For this, I'm trying to modify the code snippets used in this post: data.table vs dplyr: can one do something well the other can't or does poorly? so that, instead of hard-coded dataset variables names ("cut" and "price" variables of "diamonds" dataset), they become dataset-agnostic, i.e. cut-n-paste ready for the use inside any function or a loop (when we don't know column names in advance and need to access them by column number).
This is the original code:
tbl = diamonds
tbl %>%
filter(cut != "Fair") %>%
group_by(cut) %>%
summarize(
AvgPrice = mean(price)
)
I need to rewrite it so that I can use the same code in a loop like this one:
for(nVarGroup in 2:4) # Grouped by possible categorical values...
for(nVarMeans in 5:10) { # ... get means of all parameters
}
I've done it for data.table
as shown here: How to use data.table within functions and loops?.
I'm struggling however to do the same for dplyr
.
These links were recommended to resolve the problem: dplyr: How to use group_by inside a function?, https://cran.r-project.org/web/packages/dplyr/vignettes/nse.html.
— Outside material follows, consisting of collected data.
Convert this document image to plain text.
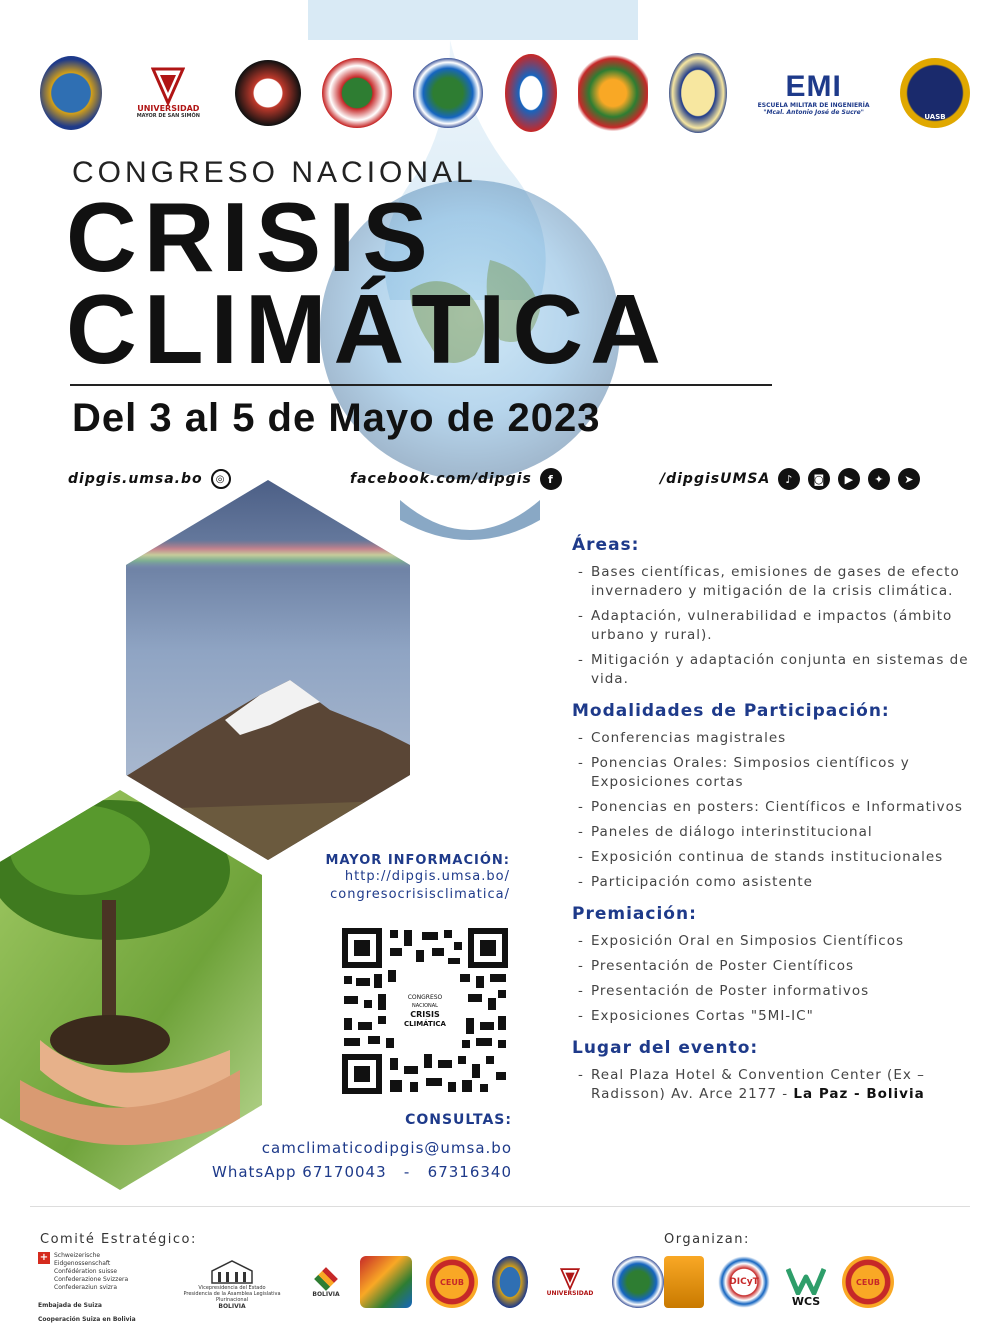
UNIVERSIDAD
MAYOR DE SAN SIMÓN
EMI
ESCUELA MILITAR DE INGENIERÍA
"Mcal. Antonio José de Sucre"
UASB
CONGRESO NACIONAL
CRISIS
CLIMÁTICA
Del 3 al 5 de Mayo de 2023
dipgis.umsa.bo	◎	facebook.com/dipgis	f	/dipgisUMSA	♪	◙	▶	✦	➤
MAYOR INFORMACIÓN:
http://dipgis.umsa.bo/
congresocrisisclimatica/
CONGRESO
NACIONAL
CRISIS
CLIMÁTICA
CONSULTAS:
camclimaticodipgis@umsa.bo
WhatsApp 67170043   -   67316340
Áreas:
- Bases científicas, emisiones de gases de efecto invernadero y mitigación de la crisis climática.
- Adaptación, vulnerabilidad e impactos (ámbito urbano y rural).
- Mitigación y adaptación conjunta en sistemas de vida.
Modalidades de Participación:
- Conferencias magistrales
- Ponencias Orales: Simposios científicos y Exposiciones cortas
- Ponencias en posters: Científicos e Informativos
- Paneles de diálogo interinstitucional
- Exposición continua de stands institucionales
- Participación como asistente
Premiación:
- Exposición Oral en Simposios Científicos
- Presentación de Poster Científicos
- Presentación de Poster informativos
- Exposiciones Cortas "5MI-IC"
Lugar del evento:
- Real Plaza Hotel & Convention Center (Ex – Radisson) Av. Arce 2177 - La Paz - Bolivia
Comité Estratégico:	Organizan:
+ Schweizerische Eidgenossenschaft
Confédération suisse
Confederazione Svizzera
Confederaziun svizra
Embajada de Suiza
Cooperación Suiza en Bolivia
Vicepresidencia del Estado
Presidencia de la Asamblea Legislativa Plurinacional
BOLIVIA
BOLIVIA
CEUB
UNIVERSIDAD
DICyT
WCS
CEUB
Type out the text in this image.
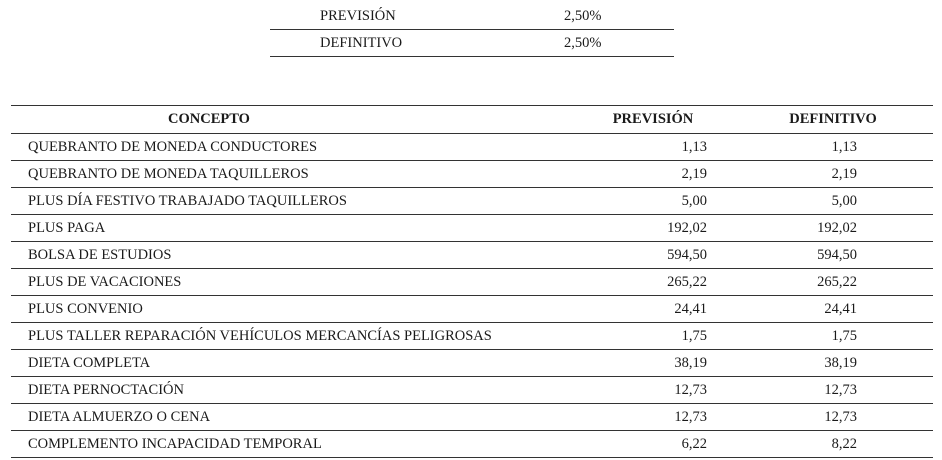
PREVISIÓN	2,50%
DEFINITIVO	2,50%
CONCEPTO	PREVISIÓN	DEFINITIVO
QUEBRANTO DE MONEDA CONDUCTORES	1,13	1,13
QUEBRANTO DE MONEDA TAQUILLEROS	2,19	2,19
PLUS DÍA FESTIVO TRABAJADO TAQUILLEROS	5,00	5,00
PLUS PAGA	192,02	192,02
BOLSA DE ESTUDIOS	594,50	594,50
PLUS DE VACACIONES	265,22	265,22
PLUS CONVENIO	24,41	24,41
PLUS TALLER REPARACIÓN VEHÍCULOS MERCANCÍAS PELIGROSAS	1,75	1,75
DIETA COMPLETA	38,19	38,19
DIETA PERNOCTACIÓN	12,73	12,73
DIETA ALMUERZO O CENA	12,73	12,73
COMPLEMENTO INCAPACIDAD TEMPORAL	6,22	8,22
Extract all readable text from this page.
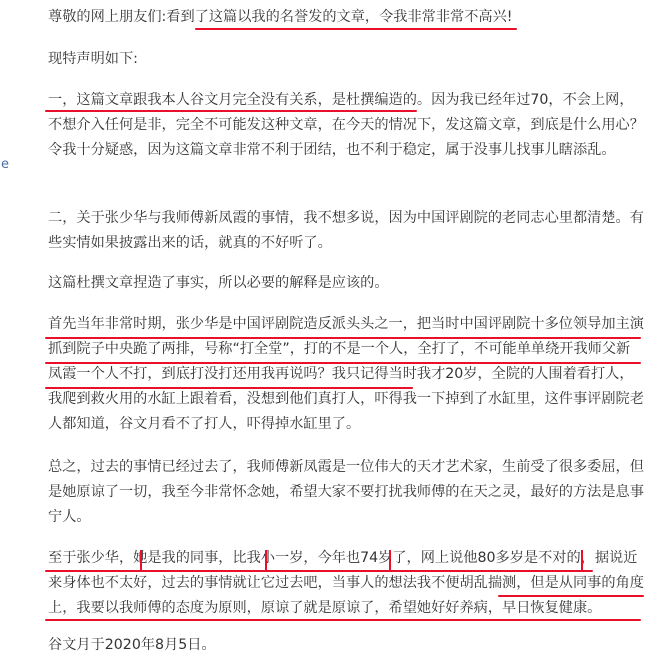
e
尊敬的网上朋友们:看到了这篇以我的名誉发的文章，令我非常非常不高兴!
现特声明如下:
一，这篇文章跟我本人谷文月完全没有关系，是杜撰编造的。因为我已经年过70，不会上网，不想介入任何是非，完全不可能发这种文章，在今天的情况下，发这篇文章，到底是什么用心？令我十分疑惑，因为这篇文章非常不利于团结，也不利于稳定，属于没事儿找事儿瞎添乱。
二，关于张少华与我师傅新凤霞的事情，我不想多说，因为中国评剧院的老同志心里都清楚。有些实情如果披露出来的话，就真的不好听了。
这篇杜撰文章捏造了事实，所以必要的解释是应该的。
首先当年非常时期，张少华是中国评剧院造反派头头之一，把当时中国评剧院十多位领导加主演抓到院子中央跪了两排，号称“打全堂”，打的不是一个人，全打了，不可能单单绕开我师父新凤霞一个人不打，到底打没打还用我再说吗？我只记得当时我才20岁，全院的人围着看打人，我爬到救火用的水缸上跟着看，没想到他们真打人，吓得我一下掉到了水缸里，这件事评剧院老人都知道，谷文月看不了打人，吓得掉水缸里了。
总之，过去的事情已经过去了，我师傅新凤霞是一位伟大的天才艺术家，生前受了很多委屈，但是她原谅了一切，我至今非常怀念她，希望大家不要打扰我师傅的在天之灵，最好的方法是息事宁人。
至于张少华，她是我的同事，比我小一岁，今年也74岁了，网上说他80多岁是不对的，据说近来身体也不太好，过去的事情就让它过去吧，当事人的想法我不便胡乱揣测，但是从同事的角度上，我要以我师傅的态度为原则，原谅了就是原谅了，希望她好好养病，早日恢复健康。
谷文月于2020年8月5日。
However, while providing solution to group_by(strVarGroup)
line below, they do not not seem to provide solution to qGroup=quote(get(strVarGroup) %in% strGroupConditions)
line.
nVarGroup = 2 #"cut"
nVarMeans = 7 #"price"
strVarGroup = names(dt)[nVarGroup]
strVarMeans = names(dt)[nVarMeans]
qAction=quote(mean(strVarMeans))
strGroupConditions = levels(dt[[nVarGroup]])[-1] # "Good" "Very Good" "Premium" "Ideal"
qGroup=quote(get(strVarGroup) %in% strGroupConditions)
### DOES NOT WORK ###
tbl %>%
filter(eval(qGroup)) %>%
group_by(strVarGroup) %>%
summarize(
AvgPrice = eval(qAction),
)
### END: DOES NOT WORK ###
Any additional links or ideas to help?